A less generous interpretation is to see Marx as yet another trickster, building a reputation and drawing in a steady stream of cash as an in-demand speaker and healer. But I’d rather not accuse Marx of that. I hope he’s honest, but just self-deceived. After all, psychologists are aware of mechanisms that could be at work here, deceiving even the faith-healer. Take, for example, the now famous ideomotor effect. This occurs when, through the mechanisms of suggestion or expectation, the body undergoes some sort of involuntary movement – often incredibly slight – without the person being aware of it. American psychologist Roy Hyman concludes that tests on the ideomotor effect show that “honest, intelligent people can unconsciously engage in muscular activity that is consistent with their expectations.” It is this ideomotor phenomenon that is responsible for what happens during activities such as Ouija boards or table turning (it’s not demons or the ghosts of the dead, folks!). It also – if Marx is an honest man, genuinely believing himself to be a conduit of divine power – explains what lies behind Marx’s leg growing marvels. I wonder, could Marx produce examples of this kind of healing occurring when he isn’t actually holding or touching the person’s feet or legs? Since he seems to perform the wonder on a regular basis it shouldn’t be a problem to independently verify whether or not any limbs are growing at all. Can he produce any such evidence, or is he willing to undergo such investigation? Chris French, Professor of Psychology at Goldsmith’s University of London, cautions: “The ideomotor effect is capable of producing powerful illusions that can be exploited by the unscrupulous. Those whom they fool are usually well-intentioned, often highly intelligent individuals. But the demonstrations used to convince them of the claims are never carried out under properly controlled conditions.” Can Marx provide an example of a person’s leg growing where there is medical evidence – not just self-diagnosis or diagnosis by Marx – of complications caused by having one leg shorter than another, and where medical evidence is subsequently sought after the supposed miracle to confirm that healing really has taken place? Since Marx seems to come across a rather uncanny number of people with this condition, should it be so hard to produce just one example that meets such basic criteria?

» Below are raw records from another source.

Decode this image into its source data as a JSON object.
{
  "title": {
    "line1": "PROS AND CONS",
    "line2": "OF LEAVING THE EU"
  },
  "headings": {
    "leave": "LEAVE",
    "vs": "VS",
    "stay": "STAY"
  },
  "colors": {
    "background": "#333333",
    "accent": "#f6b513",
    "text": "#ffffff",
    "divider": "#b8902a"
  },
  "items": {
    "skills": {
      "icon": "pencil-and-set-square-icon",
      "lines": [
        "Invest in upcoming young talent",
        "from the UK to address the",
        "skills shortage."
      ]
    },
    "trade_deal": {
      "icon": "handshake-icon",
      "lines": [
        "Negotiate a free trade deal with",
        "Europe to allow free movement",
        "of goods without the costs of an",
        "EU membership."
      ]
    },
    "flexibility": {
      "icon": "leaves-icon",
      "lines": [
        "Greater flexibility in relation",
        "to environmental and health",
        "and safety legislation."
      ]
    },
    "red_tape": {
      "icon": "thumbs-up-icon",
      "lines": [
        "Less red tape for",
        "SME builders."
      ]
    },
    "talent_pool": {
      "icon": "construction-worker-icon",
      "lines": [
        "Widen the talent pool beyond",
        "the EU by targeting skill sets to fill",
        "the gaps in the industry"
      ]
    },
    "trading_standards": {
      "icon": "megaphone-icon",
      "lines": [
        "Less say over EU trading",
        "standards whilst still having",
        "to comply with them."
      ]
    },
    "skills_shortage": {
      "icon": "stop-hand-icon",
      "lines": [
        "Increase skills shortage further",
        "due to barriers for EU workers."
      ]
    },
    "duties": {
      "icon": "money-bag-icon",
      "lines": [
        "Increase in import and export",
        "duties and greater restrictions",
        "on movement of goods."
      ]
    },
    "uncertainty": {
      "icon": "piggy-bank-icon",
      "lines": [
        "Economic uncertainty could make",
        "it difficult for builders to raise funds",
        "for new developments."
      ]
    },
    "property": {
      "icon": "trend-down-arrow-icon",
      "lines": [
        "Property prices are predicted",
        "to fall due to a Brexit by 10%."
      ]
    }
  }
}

In the absence of a proper response from Marx, it’s difficult not to conclude that all that’s going on here is either self-deception, or downright trickery. Personally I prefer not to think the latter. Anyhow, Christians should have nothing to do with such claims. The Bible calls Christians to show discernment. Discernment isn’t something mystical or other-worldly. It’s simply the application of one’s rational faculties and the determination not to be so gullible in the face of every seemingly magical or supernatural phenomenon that we come across. Most of the time, it’s just someone pulling our legs.